To create online content that is to the best of my abilities and technological limitations compliant with WC3 guidelines

(1) Dey Alexander, How accessible are Australian University websites? < http://ausweb.scu.edu.au/aw03/papers/alexander3/paper.html&gt; as at 13 May 2015.
(2) W3C Consortium, About W3C (2015) <http://www.w3.org/Consortium/&gt; as at 11 May 2015.
(3) W3C Consortium, Web Content Accessibility Guidelines (WCAG) 2.0 < http://www.w3.org/TR/WCAG20/&gt; as at 14 May 2015.

Web accessibility is just good usability – Notes from the 18th June lunchtime seminar

This is a public service announcement to all librarians, information managers, web developers, designers and anyone who is responsible for a web page or intranet:

Accessibility is just good usability!

Thanks to the fantastic lunchtime seminar delivered by Darren Fittler of Gilbert + Tobin and Amajjika Kumara from AccessIQ on the 18th of June, members from ALLA NSW learnt both the importance of accessibility and the effect of poor website development and design on disabled individuals.

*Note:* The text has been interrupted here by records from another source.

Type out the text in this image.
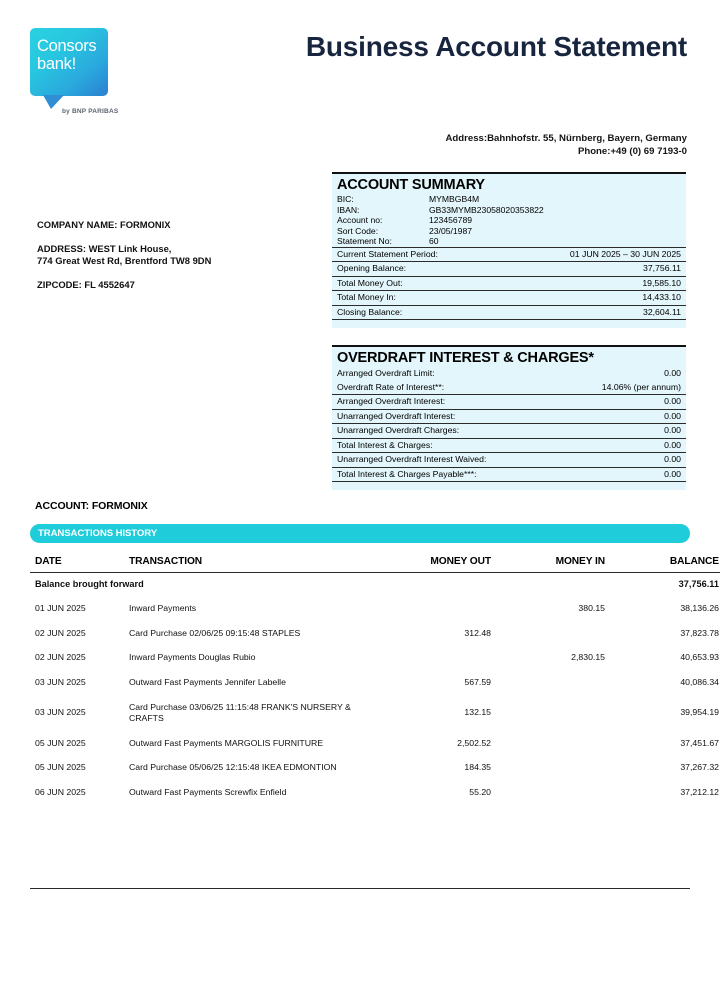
Consors
bank!
by BNP PARIBAS
Business Account Statement
Address:Bahnhofstr. 55, Nürnberg, Bayern, Germany
Phone:+49 (0) 69 7193-0
COMPANY NAME: FORMONIX
ADDRESS: WEST Link House,
774 Great West Rd, Brentford TW8 9DN
ZIPCODE: FL 4552647
ACCOUNT SUMMARY
BIC:	MYMBGB4M
IBAN:	GB33MYMB23058020353822
Account no:	123456789
Sort Code:	23/05/1987
Statement No:	60
Current Statement Period:	01 JUN 2025 – 30 JUN 2025
Opening Balance:	37,756.11
Total Money Out:	19,585.10
Total Money In:	14,433.10
Closing Balance:	32,604.11
OVERDRAFT INTEREST & CHARGES*
Arranged Overdraft Limit:	0.00
Overdraft Rate of Interest**:	14.06% (per annum)
Arranged Overdraft Interest:	0.00
Unarranged Overdraft Interest:	0.00
Unarranged Overdraft Charges:	0.00
Total Interest & Charges:	0.00
Unarranged Overdraft Interest Waived:	0.00
Total Interest & Charges Payable***:	0.00
ACCOUNT: FORMONIX
TRANSACTIONS HISTORY
DATE	TRANSACTION	MONEY OUT	MONEY IN	BALANCE
Balance brought forward				37,756.11
01 JUN 2025	Inward Payments		380.15	38,136.26
02 JUN 2025	Card Purchase 02/06/25 09:15:48 STAPLES	312.48		37,823.78
02 JUN 2025	Inward Payments Douglas Rubio		2,830.15	40,653.93
03 JUN 2025	Outward Fast Payments Jennifer Labelle	567.59		40,086.34
03 JUN 2025	Card Purchase 03/06/25 11:15:48 FRANK'S NURSERY & CRAFTS	132.15		39,954.19
05 JUN 2025	Outward Fast Payments MARGOLIS FURNITURE	2,502.52		37,451.67
05 JUN 2025	Card Purchase 05/06/25 12:15:48 IKEA EDMONTION	184.35		37,267.32
06 JUN 2025	Outward Fast Payments Screwfix Enfield	55.20		37,212.12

The expansion into the online environment as a communication/information medium and its rapid popularity presents a fantastic opportunity for the disabled to easily access information and communicate independently. Employing tools such as JAWS (job access with speech) screen readers with vision impairments are able to read and navigate the web without the need to seek the assistance of a sighted person.

This access and independence is dependent upon individuals, organisations, associations, governments developing website that are usable and adhere to the WC3 guidelines. With 20% of the population disabled (either vision, mobility, hearing or cognitively impaired) the development of a website or information product that is not accessible can either render the information product inaccessible or make it incredibly difficult and time consuming for the content to be navigated, understood and used. As a blind person, Darren brought home the impact of inaccessible websites to attendees. Inaccessible websites make it difficult for him to meet the requisite chargeable hours that lawyers must meet. Every hour taken struggling to navigate a website which is created entirely of tables, does not employ or adhere to a style sheet or is dominated by images with no alt text coded is another hour at work and another hour away from his young family.

It is for these reasons it is important for librarians, web administrators, designers and anyone responsible for a website or intranet to consider the accessibility of their online domains. To add further incentive to this social and corporate responsibility the federal government has passed laws to require that websites must receive a level AA+ accessibility rating. This legislation is expected to commence late this this year.

There are a number of free and paid resources available on the AccessIQ website to assist in ensuring that your website meets these standards.